Una línea imaginaria dividía el patio en dos. En su territorio, las chicas le daban a la goma, al truque, a la comba o al yoyó. En el de los chicos jugábamos a las canicas, las chapas, la peonza… o nos transformábamos en pollos sin cabeza detrás de un balón en un partido de veinte contra veinte… y con porteros-delanteros. De vez en cuando nos mezclábamos para jugar al pillapilla, al escondite inglés, al balón prisionero, al churro, al beso-verdad-atrevimiento…
En el patio nos dedicábamos al trapicheo y al juego. Los profesores lo sabían y, aun así, lo consentían. Sacábamos nuestro taco de cromos y buscábamos alguien con quien cambiarlos:
—Sí le, sí le, sí le, sí le, sí le… ¡Espera! Ah, sí le, sí le… ¡Vaya mierda que tienes!
También podíamos jugarnos nuestro taco —el de los malos, claro está, el de los más cotizados lo llevábamos bien guardadito en los calzoncillos— a la palma: poníamos un cromo en el suelo, bocabajo, y de un golpe con la palma —el truco consistía en ahuecarla un poco— teníamos que conseguir darle la vuelta. Si lo lográbamos era nuestro.
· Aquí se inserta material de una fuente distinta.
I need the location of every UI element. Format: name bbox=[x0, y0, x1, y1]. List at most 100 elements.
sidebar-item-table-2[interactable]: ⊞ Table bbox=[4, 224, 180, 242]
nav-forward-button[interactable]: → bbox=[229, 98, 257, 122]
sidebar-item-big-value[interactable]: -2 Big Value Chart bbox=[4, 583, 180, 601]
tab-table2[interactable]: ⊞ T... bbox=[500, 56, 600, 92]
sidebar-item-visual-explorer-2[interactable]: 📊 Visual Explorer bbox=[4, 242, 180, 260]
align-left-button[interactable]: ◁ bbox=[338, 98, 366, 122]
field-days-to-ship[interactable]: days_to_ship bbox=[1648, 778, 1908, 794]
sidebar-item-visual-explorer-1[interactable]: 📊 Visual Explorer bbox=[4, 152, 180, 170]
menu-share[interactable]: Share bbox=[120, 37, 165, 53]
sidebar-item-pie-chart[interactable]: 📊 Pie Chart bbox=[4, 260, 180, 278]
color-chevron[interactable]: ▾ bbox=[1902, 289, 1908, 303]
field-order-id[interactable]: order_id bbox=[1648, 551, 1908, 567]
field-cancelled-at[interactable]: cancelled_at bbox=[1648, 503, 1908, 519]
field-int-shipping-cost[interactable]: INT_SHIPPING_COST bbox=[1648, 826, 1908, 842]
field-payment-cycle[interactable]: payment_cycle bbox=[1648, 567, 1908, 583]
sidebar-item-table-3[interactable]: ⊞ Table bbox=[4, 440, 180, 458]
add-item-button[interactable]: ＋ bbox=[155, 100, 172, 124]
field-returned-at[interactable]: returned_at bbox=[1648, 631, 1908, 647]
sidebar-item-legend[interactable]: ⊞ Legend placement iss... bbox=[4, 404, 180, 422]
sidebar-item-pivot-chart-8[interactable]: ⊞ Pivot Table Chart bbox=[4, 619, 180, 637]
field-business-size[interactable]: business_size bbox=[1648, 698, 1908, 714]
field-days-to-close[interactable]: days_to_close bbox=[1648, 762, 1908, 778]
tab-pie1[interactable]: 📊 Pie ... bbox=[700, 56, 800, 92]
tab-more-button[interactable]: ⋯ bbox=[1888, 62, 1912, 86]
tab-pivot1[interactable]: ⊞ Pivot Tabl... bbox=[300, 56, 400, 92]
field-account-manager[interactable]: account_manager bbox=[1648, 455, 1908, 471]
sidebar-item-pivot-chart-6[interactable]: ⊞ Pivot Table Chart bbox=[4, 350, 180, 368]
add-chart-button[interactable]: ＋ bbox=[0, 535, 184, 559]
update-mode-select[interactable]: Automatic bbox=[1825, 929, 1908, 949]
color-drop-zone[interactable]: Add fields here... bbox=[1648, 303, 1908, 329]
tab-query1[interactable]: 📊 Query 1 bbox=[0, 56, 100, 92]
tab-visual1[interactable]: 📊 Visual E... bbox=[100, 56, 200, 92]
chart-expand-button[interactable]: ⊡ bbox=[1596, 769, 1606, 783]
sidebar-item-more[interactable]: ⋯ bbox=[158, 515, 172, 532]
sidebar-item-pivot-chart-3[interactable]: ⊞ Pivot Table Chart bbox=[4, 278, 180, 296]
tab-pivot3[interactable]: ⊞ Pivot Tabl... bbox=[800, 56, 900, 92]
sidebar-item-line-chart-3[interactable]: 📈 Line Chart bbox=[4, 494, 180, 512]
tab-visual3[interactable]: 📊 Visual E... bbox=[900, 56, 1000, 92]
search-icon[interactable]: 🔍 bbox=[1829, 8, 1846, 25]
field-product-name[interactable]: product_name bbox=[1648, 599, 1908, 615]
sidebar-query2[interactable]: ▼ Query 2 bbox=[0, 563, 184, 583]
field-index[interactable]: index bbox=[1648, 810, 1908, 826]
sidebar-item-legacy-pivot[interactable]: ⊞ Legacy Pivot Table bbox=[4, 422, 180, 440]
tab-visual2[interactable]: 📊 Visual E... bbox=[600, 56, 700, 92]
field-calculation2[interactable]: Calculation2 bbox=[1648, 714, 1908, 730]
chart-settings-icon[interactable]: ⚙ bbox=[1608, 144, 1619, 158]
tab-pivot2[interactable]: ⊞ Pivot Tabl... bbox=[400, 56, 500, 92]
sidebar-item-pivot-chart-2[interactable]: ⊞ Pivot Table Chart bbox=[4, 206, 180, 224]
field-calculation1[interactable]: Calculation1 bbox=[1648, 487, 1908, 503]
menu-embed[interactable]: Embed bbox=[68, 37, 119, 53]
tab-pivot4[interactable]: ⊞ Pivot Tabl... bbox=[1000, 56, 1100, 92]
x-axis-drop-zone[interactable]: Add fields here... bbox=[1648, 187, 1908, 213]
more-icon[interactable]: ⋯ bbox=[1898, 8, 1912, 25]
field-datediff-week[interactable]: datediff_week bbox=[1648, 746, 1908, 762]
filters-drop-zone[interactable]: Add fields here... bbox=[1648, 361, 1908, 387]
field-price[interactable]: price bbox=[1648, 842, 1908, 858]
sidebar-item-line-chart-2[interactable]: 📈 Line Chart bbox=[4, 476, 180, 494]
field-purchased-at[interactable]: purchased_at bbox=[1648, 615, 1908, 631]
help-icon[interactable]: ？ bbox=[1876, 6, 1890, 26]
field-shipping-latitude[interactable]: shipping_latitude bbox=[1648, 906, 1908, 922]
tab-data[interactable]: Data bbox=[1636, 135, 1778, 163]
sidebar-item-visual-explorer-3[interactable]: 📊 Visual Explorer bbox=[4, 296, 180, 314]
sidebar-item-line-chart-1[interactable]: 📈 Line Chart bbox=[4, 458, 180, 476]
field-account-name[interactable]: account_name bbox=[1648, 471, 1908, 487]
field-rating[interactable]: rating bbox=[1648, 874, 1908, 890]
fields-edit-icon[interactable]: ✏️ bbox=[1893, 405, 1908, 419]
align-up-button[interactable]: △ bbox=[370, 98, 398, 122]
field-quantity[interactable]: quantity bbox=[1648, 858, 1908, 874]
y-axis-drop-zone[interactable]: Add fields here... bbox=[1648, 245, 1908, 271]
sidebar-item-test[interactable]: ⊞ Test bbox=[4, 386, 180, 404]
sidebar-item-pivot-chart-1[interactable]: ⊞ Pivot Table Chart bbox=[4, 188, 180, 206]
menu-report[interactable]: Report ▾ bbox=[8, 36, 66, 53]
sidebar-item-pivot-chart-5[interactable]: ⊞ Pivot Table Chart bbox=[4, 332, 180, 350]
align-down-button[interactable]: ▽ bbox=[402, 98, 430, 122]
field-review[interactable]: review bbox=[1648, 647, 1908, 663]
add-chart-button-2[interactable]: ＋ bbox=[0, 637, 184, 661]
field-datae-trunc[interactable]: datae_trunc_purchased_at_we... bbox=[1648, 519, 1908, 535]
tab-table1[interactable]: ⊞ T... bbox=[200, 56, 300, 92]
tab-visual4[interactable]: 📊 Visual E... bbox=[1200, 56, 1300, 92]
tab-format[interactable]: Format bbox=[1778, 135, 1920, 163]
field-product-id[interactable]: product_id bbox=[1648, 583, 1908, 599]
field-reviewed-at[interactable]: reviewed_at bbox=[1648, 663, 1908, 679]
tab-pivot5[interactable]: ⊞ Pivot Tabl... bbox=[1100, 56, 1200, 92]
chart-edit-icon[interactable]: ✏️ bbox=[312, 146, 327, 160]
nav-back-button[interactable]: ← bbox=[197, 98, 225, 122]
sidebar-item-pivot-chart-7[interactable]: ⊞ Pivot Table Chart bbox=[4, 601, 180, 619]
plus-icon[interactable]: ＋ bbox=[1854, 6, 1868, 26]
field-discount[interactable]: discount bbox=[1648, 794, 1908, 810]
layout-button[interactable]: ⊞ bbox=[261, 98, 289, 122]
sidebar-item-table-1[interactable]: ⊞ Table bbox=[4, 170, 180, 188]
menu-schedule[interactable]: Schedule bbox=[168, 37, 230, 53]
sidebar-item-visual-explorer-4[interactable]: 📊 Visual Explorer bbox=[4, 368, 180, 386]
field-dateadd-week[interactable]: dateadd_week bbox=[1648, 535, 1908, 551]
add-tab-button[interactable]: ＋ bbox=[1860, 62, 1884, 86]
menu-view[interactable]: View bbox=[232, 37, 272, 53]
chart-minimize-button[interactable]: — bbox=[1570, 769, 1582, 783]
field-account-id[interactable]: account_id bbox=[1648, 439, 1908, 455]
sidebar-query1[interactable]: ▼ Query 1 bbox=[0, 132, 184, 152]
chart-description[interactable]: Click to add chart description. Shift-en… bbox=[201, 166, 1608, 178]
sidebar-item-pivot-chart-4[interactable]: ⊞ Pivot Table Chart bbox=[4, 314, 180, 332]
Mientras tanto teníamos un ojo en el cogote vigilando los movimientos del abusón de cuarto, ese que nos sacaba tres cabezas y más de veinte kilos.
—Venga, saca todos tus tazos, te los voy a ventilar.
Si nos negábamos quedaríamos como unos gallinas capitán de las sardinas, así que volvíamos a casa sin un solo tazo… pero con el honor intacto.
LAS CLASES DE TRABAJOS MANUALES
Era nuestra segunda asignatura favorita después del recreo. Guardábamos los lápices y el libro de Lengua y nos poníamos el babi de trabajo. ¡La última clase del viernes! Ya olía a fin de semana.
La evaluación que tocaba marquetería las carpinterías del barrio hacían su agosto. Arrasábamos con los contrachapados y nuestras madres no ganaban para pelos de segueta: rompíamos una media de cinco por clase. Empezábamos por hacer marionetas y enseguida nos lanzaban a construir un puzle de España con todas sus provincias. Y claro, resultaba un fracaso, con piezas que bailaban y otras que teníamos que encajar a mamporrazo limpio. En octavo la cosa se complicaba con el mapa electrónico: necesitábamos diez metros de cable, cincuenta bombillas y una pila de petaca para crear los circuitos. Si seleccionábamos una provincia y su nombre era correcto se encendían las luces. Si no, nos tocaba revisar todas las conexiones una a una… o repasar geografía.